Computer vision to expand monitoring and accelerate assessment of coastal fish
Informations
- Funding country
Norway- Acronym
- -
- URL
- -
- Start date
- 1/1/2021
- End date
- 12/31/2025
- Budget
- 1,502,322 EUR
Fundings
| Name | Role | Start | End | Amount |
|---|---|---|---|---|
| Marine Resources and the Environment (MARINFORSK) - call 2016 | Grant | - | - | 1,502,322 EUR |
Abstract
It is now common to use underwater cameras to study and monitor coastal fish populations. Currently, human experts manually identify, size and count fish, frame by frame. This represents a bottleneck for upscaling deployment and data analysis. CoastVision will apply deep learning to develop automated detection and sizing of coastal fish caught on camera. The computer vision will also be trained to identify fish in the wild by their natural “barcodes” that distinguish species, sexes and individuals, such as differences in body shape and skin coloration patterns. Individual identification and reliable re-identification is the most innovative and novel aspect of CoastVision and will open new opportunities to study behaviour, growth and survival of fish in their natural habitat.
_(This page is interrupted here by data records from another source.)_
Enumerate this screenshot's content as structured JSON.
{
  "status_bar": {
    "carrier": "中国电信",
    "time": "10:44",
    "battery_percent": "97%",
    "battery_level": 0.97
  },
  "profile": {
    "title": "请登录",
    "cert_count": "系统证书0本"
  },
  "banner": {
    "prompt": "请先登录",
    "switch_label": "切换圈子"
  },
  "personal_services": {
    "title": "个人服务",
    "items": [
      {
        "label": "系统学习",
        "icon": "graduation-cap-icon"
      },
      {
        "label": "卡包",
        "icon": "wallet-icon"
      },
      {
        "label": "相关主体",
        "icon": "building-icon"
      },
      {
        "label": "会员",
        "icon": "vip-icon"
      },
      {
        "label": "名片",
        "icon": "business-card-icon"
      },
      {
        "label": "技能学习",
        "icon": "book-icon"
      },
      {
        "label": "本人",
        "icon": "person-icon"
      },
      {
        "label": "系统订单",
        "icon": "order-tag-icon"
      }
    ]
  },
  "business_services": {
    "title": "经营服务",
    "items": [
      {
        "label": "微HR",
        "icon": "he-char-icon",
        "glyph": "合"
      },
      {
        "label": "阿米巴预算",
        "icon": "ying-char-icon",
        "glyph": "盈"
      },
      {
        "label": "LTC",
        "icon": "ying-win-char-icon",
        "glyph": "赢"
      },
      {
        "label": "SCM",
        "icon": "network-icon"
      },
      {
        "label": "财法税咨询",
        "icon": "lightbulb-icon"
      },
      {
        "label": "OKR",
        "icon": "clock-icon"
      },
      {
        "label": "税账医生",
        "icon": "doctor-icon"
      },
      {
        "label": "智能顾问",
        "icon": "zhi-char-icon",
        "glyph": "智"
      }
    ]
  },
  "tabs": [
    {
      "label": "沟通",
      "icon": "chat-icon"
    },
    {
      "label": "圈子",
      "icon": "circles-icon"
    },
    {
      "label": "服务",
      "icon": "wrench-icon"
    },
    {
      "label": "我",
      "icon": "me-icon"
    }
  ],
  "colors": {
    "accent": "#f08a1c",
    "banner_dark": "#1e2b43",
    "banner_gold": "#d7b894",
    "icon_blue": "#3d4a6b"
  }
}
CoastVision will focus on Atlantic cod, ballan wrasse and corkwing wrasse, all commercially important species with complex, high-contrast skin patterns. This feature will be the final step in a fully automated video analysis pipeline that will identify, track, size and count fish in video feeds from long term monitoring stations. The pipeline will be integrated into ongoing surveys and case studies whose main objective is to better understand the factors that affect the reproduction, recruitment and survival of commercially and ecologically important coastal fishes. Further, CoastVision will support studies on short- and long-term temporal dynamics of fish communities, including detecting as the arrival of invasive species, distribution shifts and altered animal behaviour associated withy climate change or other environmental stressors. Widespread adoption of camera-based monitoring with integrated computer vision will revolutionize our ability to observe, understand and respond to ecological change at scales far more refined than is currently possible.